Delegation tokens are minted by Workers for the agents and terminals they spawn. You normally only touch them to audit or force-revoke.

delegation-token list

FlagDefaultDescription
--user(empty)User ID; empty walks all users (capped at 1000).

Columns (tab-aligned): ID USER WORKER WORKSPACE AGENT TERMINAL CREATED EXPIRES (AGENT/TERMINAL show - when empty).

delegation-token revoke

FlagDescription
--idToken ID (required).

Marks the token revoked. Not found or already revoked: token %s not found or already revoked. Success:

Revoked delegation_token <id>
note: hub revocation watcher will pick this up on its next sweep (default ~2s)

The minting Worker may also revoke it in-process via its own endpoint for zero-latency eviction; the admin command guarantees revocation regardless.


Common recipes

Create an org with an owner. Creating a user automatically provisions their personal org with them as owner — see user create.

Reset a user’s password (and kick existing sessions). See user reset-password.

List and revoke sessions.

leapmux admin session list
leapmux admin session revoke --id ses_abc123          # one session
leapmux admin session revoke-user --username alice     # all of a user's sessions + tokens

Approve a Worker. The admin CLI does not mint registration keys — generate one from the “Register worker” dialog in the web UI, run the Worker with it, then verify and (if needed) revoke leftover keys:

leapmux admin worker reg-key list                      # see live keys
leapmux admin worker list                              # confirm the worker registered
leapmux admin worker reg-key revoke --id rk_old        # revoke an unused key

Add an OAuth provider. See oauth-provider add for the per-type presets and examples; verify with oauth-provider list.

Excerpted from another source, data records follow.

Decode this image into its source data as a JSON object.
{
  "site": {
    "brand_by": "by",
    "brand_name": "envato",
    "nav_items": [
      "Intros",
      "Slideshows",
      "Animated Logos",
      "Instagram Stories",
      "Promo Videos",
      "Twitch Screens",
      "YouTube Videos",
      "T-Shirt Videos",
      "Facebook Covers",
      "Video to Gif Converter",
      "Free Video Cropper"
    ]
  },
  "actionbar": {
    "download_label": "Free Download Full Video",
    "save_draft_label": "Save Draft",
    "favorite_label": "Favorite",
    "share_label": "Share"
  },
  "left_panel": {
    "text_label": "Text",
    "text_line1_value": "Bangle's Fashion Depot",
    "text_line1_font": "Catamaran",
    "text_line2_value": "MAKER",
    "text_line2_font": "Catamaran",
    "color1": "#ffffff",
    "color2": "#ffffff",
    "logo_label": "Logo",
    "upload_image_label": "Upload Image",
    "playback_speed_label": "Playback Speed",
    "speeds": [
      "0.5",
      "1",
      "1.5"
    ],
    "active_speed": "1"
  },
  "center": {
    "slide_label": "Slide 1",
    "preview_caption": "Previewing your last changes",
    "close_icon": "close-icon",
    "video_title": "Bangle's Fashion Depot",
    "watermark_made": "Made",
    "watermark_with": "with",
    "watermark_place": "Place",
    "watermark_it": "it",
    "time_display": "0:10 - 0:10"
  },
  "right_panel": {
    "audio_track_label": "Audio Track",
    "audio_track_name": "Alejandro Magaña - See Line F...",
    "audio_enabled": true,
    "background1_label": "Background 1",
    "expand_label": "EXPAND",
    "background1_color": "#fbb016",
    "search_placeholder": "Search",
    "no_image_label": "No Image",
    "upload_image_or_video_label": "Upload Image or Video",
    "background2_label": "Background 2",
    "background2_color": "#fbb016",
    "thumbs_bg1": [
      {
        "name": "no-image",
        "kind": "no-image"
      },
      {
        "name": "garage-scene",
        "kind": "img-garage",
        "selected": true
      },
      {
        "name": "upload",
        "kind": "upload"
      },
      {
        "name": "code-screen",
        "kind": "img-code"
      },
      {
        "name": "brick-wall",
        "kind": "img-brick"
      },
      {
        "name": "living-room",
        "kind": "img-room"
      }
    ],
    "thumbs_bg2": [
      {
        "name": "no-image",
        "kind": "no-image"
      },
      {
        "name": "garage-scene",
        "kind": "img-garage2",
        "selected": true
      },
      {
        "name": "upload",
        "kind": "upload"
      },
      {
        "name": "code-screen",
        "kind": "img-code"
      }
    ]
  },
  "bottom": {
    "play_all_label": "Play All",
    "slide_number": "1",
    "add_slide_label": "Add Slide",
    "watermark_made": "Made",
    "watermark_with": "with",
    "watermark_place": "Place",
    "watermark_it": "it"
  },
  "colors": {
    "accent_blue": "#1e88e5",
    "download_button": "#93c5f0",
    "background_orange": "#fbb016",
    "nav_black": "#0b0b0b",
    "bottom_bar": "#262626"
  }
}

Create, re-encrypt under, and rotate an encryption key. See the full rotation runbook under encryption-key rotate-pepper.

Invalidate all API and delegation tokens. Regenerate the token pepper — for example after a suspected keystore compromise — then restart the Hub and re-issue tokens. This is independent of encryption-key rotation (the recipe above) and does not touch the key ring:

leapmux admin encryption-key rotate-pepper --yes
# restart the hub
leapmux admin api-token issue --user usr_... --client-name "ci-runner"   # re-issue as needed

Check and run DB migrations.

leapmux admin db version --config /etc/leapmux/hub.yaml
leapmux admin db migrate --config /etc/leapmux/hub.yaml

Issue, list, and revoke an API token. See api-token issue, api-token list, and api-token revoke.

See also

  • Managing Workers — registration keys, approval, TOFU pinning, and Worker selection.
  • Authentication Providers — configuring GitHub, Google, Apple, and generic OIDC sign-in end to end.
  • Encryption & Data — keystore internals, key rotation, storage backends, migrations, and backup/restore.
  • Remote Control CLI — controlling a running Hub over the network with an API token.
  • Configuration — config file keys, precedence, and storage settings.